В случае с "Ромео и Джульеттой" подобные напоминания излишни. Оптимистический трагизм этой пьесы заложен в ней самой и подтвержден многократно. Принято считать, что у "нормальных" людей любовь короче жизни. И в одну жизнь даже помещается несколько любовей. Любовь умирает, а человек продолжает жить.

Ромео и Джульетта – аристократы любви. Они не нормальны. Их любовь оказалась гораздо длиннее физического пребывания на земле. Носители чувства умерли, а само чувство нетленно до сих пор. Любовь поставила Ромео и Джульетте памятник посмертно – те самые золотые статуи, которые сулила им родня.

Радуйтесь, но плачьте.

Секс при медовой луне
В "Ромео и Джульетте" три главных героя – он, она и их любовь, которая, как ребенок, приятно оттягивает им руки, наполняет сердца умилением и гордостью, а душу – страхом перед будущим. Такую любовь встречают избранные, и то после долгих, мучительных поисков. Но у Шекспира становление героев спрессовано, как точка, из которой в результате Великого Взрыва родилась Вселенная. Нам остается верить, что они сразу попали в десятку...

Первую (если не считать "Тита Андроника") трагедию Шекспира относят к 1595 году. Действие, согласно легенде, происходит в начале XIV века. А.В. Бартошевич упоминает 11 предшественников великого барда, обращавшихся к истории Ромео и Джульетты. Из них, пожалуй, только двое известны сегодня широкой публике – это Данте и Лопе де Вега. Шекспир, по мнению Бартошевича, сознательно опирался только на один источник – поэму "Трагическая история Ромеуса и Джульетты" (1562), принадлежавшую перу его соотечественника Артура Брука.

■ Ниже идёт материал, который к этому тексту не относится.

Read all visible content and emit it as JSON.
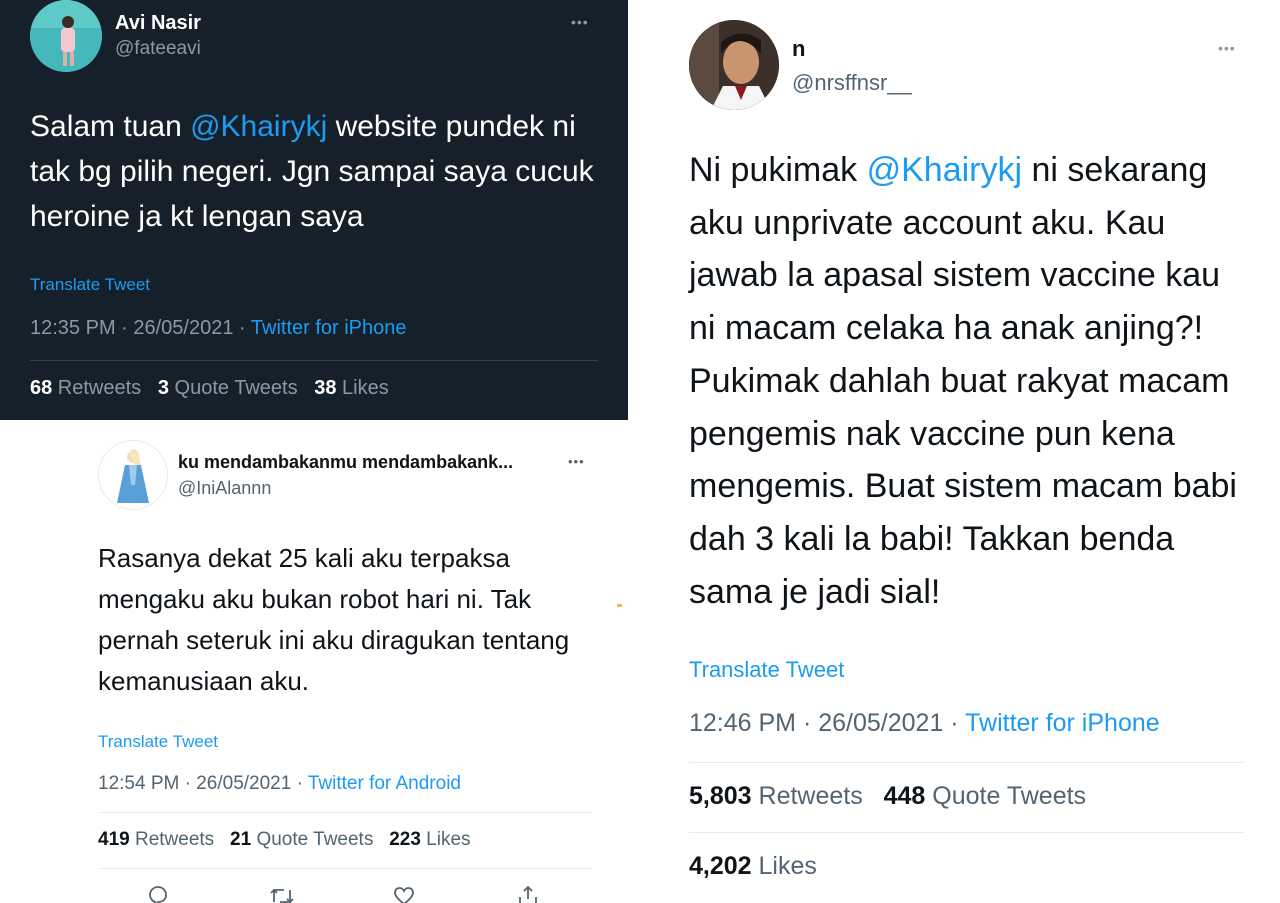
{
  "tweet1": {
    "name": "Avi Nasir",
    "handle": "@fateeavi",
    "more": "•••",
    "text_before": "Salam tuan ",
    "mention": "@Khairykj",
    "text_after": " website pundek ni tak bg pilih negeri. Jgn sampai saya cucuk heroine ja kt lengan saya",
    "translate": "Translate Tweet",
    "time": "12:35 PM · 26/05/2021 · ",
    "source": "Twitter for iPhone",
    "retweets": "68",
    "retweets_label": " Retweets",
    "quotes": "3",
    "quotes_label": " Quote Tweets",
    "likes": "38",
    "likes_label": " Likes"
  },
  "tweet2": {
    "name": "ku mendambakanmu mendambakank...",
    "handle": "@IniAlannn",
    "more": "•••",
    "text": "Rasanya dekat 25 kali aku terpaksa mengaku aku bukan robot hari ni. Tak pernah seteruk ini aku diragukan tentang kemanusiaan aku.",
    "translate": "Translate Tweet",
    "time": "12:54 PM · 26/05/2021 · ",
    "source": "Twitter for Android",
    "retweets": "419",
    "retweets_label": " Retweets",
    "quotes": "21",
    "quotes_label": " Quote Tweets",
    "likes": "223",
    "likes_label": " Likes",
    "actions": [
      "reply-icon",
      "retweet-icon",
      "like-icon",
      "share-icon"
    ]
  },
  "tweet3": {
    "name": "n",
    "handle": "@nrsffnsr__",
    "more": "•••",
    "text_before": "Ni pukimak ",
    "mention": "@Khairykj",
    "text_after": " ni sekarang aku unprivate account aku. Kau jawab la apasal sistem vaccine kau ni macam celaka ha anak anjing?! Pukimak dahlah buat rakyat macam pengemis nak vaccine pun kena mengemis. Buat sistem macam babi dah 3 kali la babi! Takkan benda sama je jadi sial!",
    "translate": "Translate Tweet",
    "time": "12:46 PM · 26/05/2021 · ",
    "source": "Twitter for iPhone",
    "retweets": "5,803",
    "retweets_label": " Retweets",
    "quotes": "448",
    "quotes_label": " Quote Tweets",
    "likes": "4,202",
    "likes_label": " Likes"
  },
  "colors": {
    "dark_bg": "#15202b",
    "accent": "#1d9bf0",
    "dark_secondary": "#8b98a5",
    "light_secondary": "#536471"
  }
}
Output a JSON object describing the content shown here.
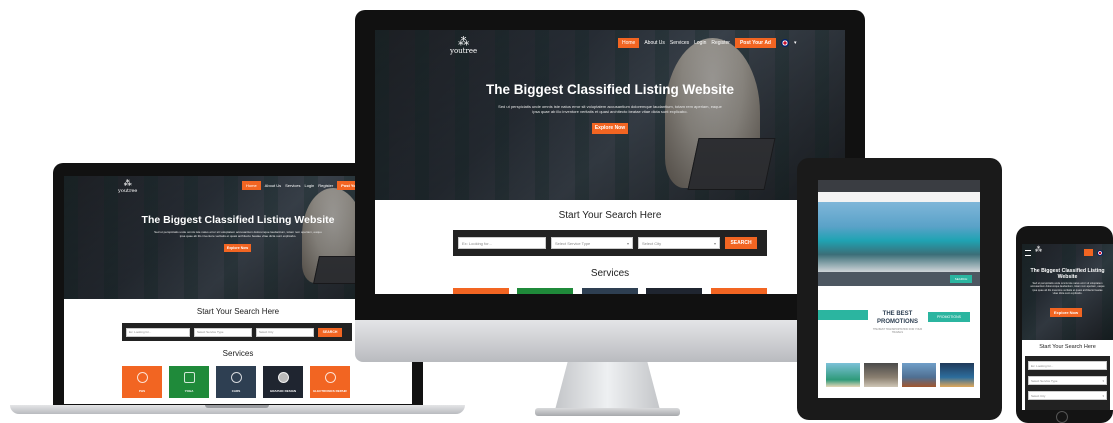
{
  "hero": {
    "logo_mark": "⁂",
    "logo_text": "youtree",
    "title": "The Biggest Classified Listing Website",
    "subtitle": "Sed ut perspiciatis unde omnis iste natus error sit voluptatem accusantium doloremque laudantium, totam rem aperiam, eaque ipsa quae ab illo inventore veritatis et quasi architecto beatae vitae dicta sunt explicabo.",
    "explore_label": "Explore Now"
  },
  "nav": {
    "home": "Home",
    "about": "About Us",
    "services": "Services",
    "login": "Login",
    "register": "Register",
    "post_ad": "Post Your Ad",
    "caret": "▾"
  },
  "search": {
    "heading": "Start Your Search Here",
    "keyword_placeholder": "Ex: Looking for...",
    "service_placeholder": "Select Service Type",
    "city_placeholder": "Select City",
    "button": "SEARCH"
  },
  "services": {
    "heading": "Services",
    "items": [
      {
        "label": "PHS",
        "color": "#f26522"
      },
      {
        "label": "YOGA",
        "color": "#1f8a3a"
      },
      {
        "label": "CARS",
        "color": "#2e3f52"
      },
      {
        "label": "GRAPHIC DESIGN",
        "color": "#1f2530"
      },
      {
        "label": "ELECTRONICS REPAIR",
        "color": "#f26522"
      }
    ]
  },
  "tablet": {
    "promo_title": "THE BEST PROMOTIONS",
    "promo_sub": "THE BEST TRANSPORTATION FOR YOUR TRAVELS",
    "promotions_btn": "PROMOTIONS",
    "search_btn": "SEARCH"
  },
  "colors": {
    "accent": "#f26522",
    "teal": "#2bb5a0",
    "dark": "#222222"
  }
}
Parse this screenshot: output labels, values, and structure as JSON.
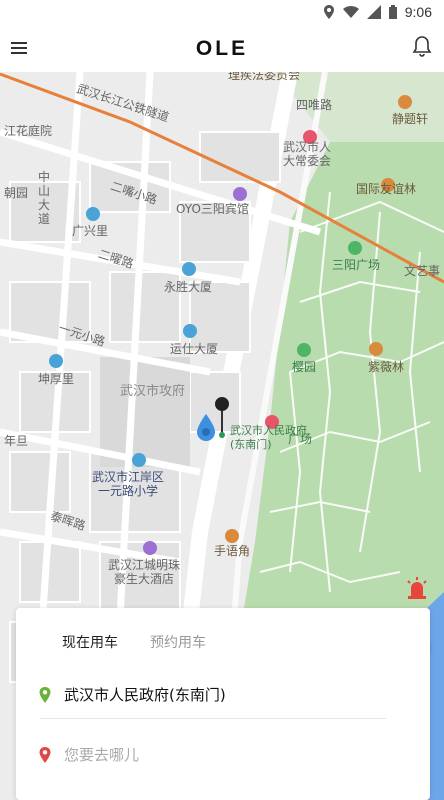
{
  "status_bar": {
    "time": "9:06"
  },
  "header": {
    "brand": "OLE"
  },
  "map": {
    "labels": [
      {
        "key": "road_rail",
        "text": "武汉长江公铁隧道"
      },
      {
        "key": "committee",
        "text": "理疾法委员会"
      },
      {
        "key": "sinan",
        "text": "四唯路"
      },
      {
        "key": "jinghan",
        "text": "静题轩"
      },
      {
        "key": "jianghua",
        "text": "江花庭院"
      },
      {
        "key": "npc",
        "text": "武汉市人\n大常委会"
      },
      {
        "key": "national_tower",
        "text": "国际友谊林"
      },
      {
        "key": "yuan",
        "text": "朝园"
      },
      {
        "key": "zhongshan",
        "text": "中山大道"
      },
      {
        "key": "erchang",
        "text": "二嘴小路"
      },
      {
        "key": "oyo",
        "text": "OYO三阳宾馆"
      },
      {
        "key": "guangxing",
        "text": "广兴里"
      },
      {
        "key": "sanyang",
        "text": "三阳广场"
      },
      {
        "key": "wenyi",
        "text": "文艺事"
      },
      {
        "key": "erdao",
        "text": "二曜路"
      },
      {
        "key": "yongsheng",
        "text": "永胜大厦"
      },
      {
        "key": "yiyuan",
        "text": "一元小路"
      },
      {
        "key": "yunshi",
        "text": "运仕大厦"
      },
      {
        "key": "yingyuan",
        "text": "樱园"
      },
      {
        "key": "ziwei",
        "text": "紫薇林"
      },
      {
        "key": "kunhou",
        "text": "坤厚里"
      },
      {
        "key": "gov",
        "text": "武汉市攻府"
      },
      {
        "key": "nianli",
        "text": "年旦"
      },
      {
        "key": "gov_se",
        "text": "武汉市人民政府\n(东南门)"
      },
      {
        "key": "plaza",
        "text": "广场"
      },
      {
        "key": "school",
        "text": "武汉市江岸区\n一元路小学"
      },
      {
        "key": "taijing",
        "text": "泰晖路"
      },
      {
        "key": "shouyu",
        "text": "手语角"
      },
      {
        "key": "mingzhu",
        "text": "武汉江城明珠\n豪生大酒店"
      }
    ]
  },
  "ride_panel": {
    "tabs": {
      "now": "现在用车",
      "book": "预约用车"
    },
    "from": "武汉市人民政府(东南门)",
    "to_placeholder": "您要去哪儿"
  }
}
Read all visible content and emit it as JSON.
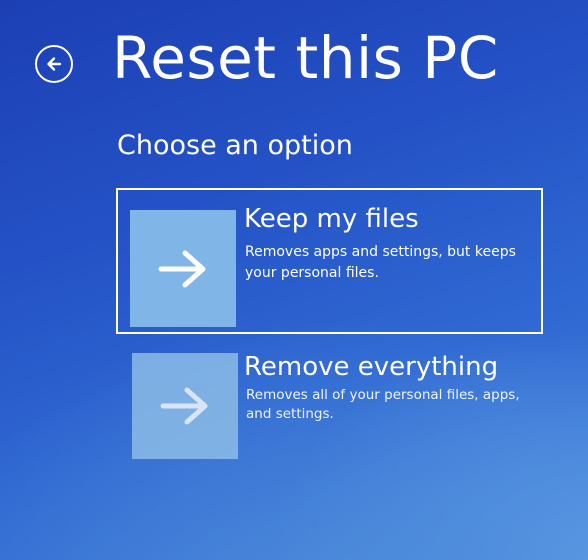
{
  "header": {
    "back_icon": "back-arrow-circle-icon",
    "title": "Reset this PC"
  },
  "subtitle": "Choose an option",
  "options": [
    {
      "icon": "arrow-right-icon",
      "title": "Keep my files",
      "description": "Removes apps and settings, but keeps your personal files.",
      "selected": true
    },
    {
      "icon": "arrow-right-icon",
      "title": "Remove everything",
      "description": "Removes all of your personal files, apps, and settings.",
      "selected": false
    }
  ],
  "colors": {
    "background": "#2452c6",
    "text": "#ffffff",
    "tile_selected": "#7fb6e7",
    "tile": "#8fbfe8"
  }
}
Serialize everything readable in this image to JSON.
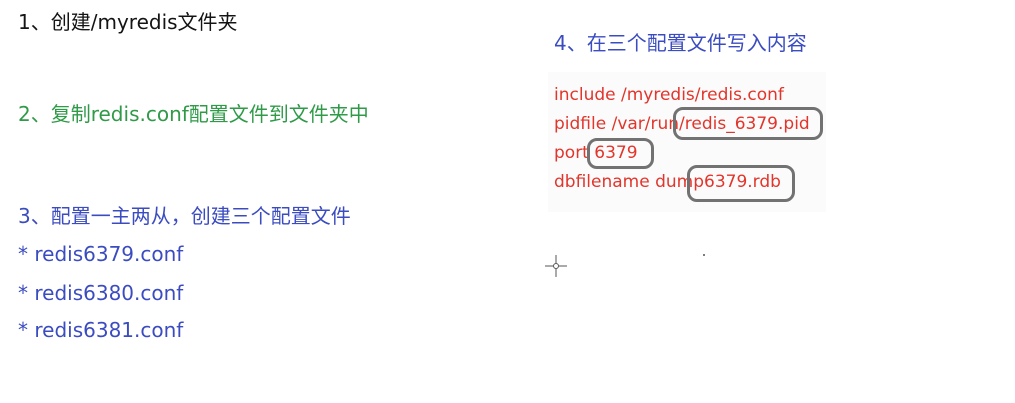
{
  "left": {
    "step1": "1、创建/myredis文件夹",
    "step2": "2、复制redis.conf配置文件到文件夹中",
    "step3": "3、配置一主两从，创建三个配置文件",
    "files": [
      "* redis6379.conf",
      "* redis6380.conf",
      "* redis6381.conf"
    ]
  },
  "right": {
    "step4": "4、在三个配置文件写入内容",
    "code_lines": [
      "include /myredis/redis.conf",
      "pidfile /var/run/redis_6379.pid",
      "port 6379",
      "dbfilename dump6379.rdb"
    ]
  },
  "colors": {
    "step1": "#141414",
    "step2_green": "#2f9a48",
    "blue": "#3b4cc0",
    "code_red": "#e2352b",
    "highlight_gray": "#727272"
  },
  "icons": {
    "cursor": "crosshair-cursor-icon"
  }
}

Но у Брука упомянутая "история" длилась девять месяцев. Причем треть этого времени Ромеус и Джульетта тайно встречались как муж и жена. Их медовый месяц растянулся аж втрое. У Шекспира события разворачиваются в течение пяти дней – начинаются утром в воскресенье, обрываются в ночь с четверга на пятницу. Вместо медового месяца – несколько часов от заката до рассвета. Английское honeymoon, обозначающее как раз "медовый месяц" (в смысле – лунный месяц) для Ромео и Джульетты обрело буквальный смысл: над ними только раз взошла медовая луна. И мед, который лился с небес на обнаженные тела, сильно горчил...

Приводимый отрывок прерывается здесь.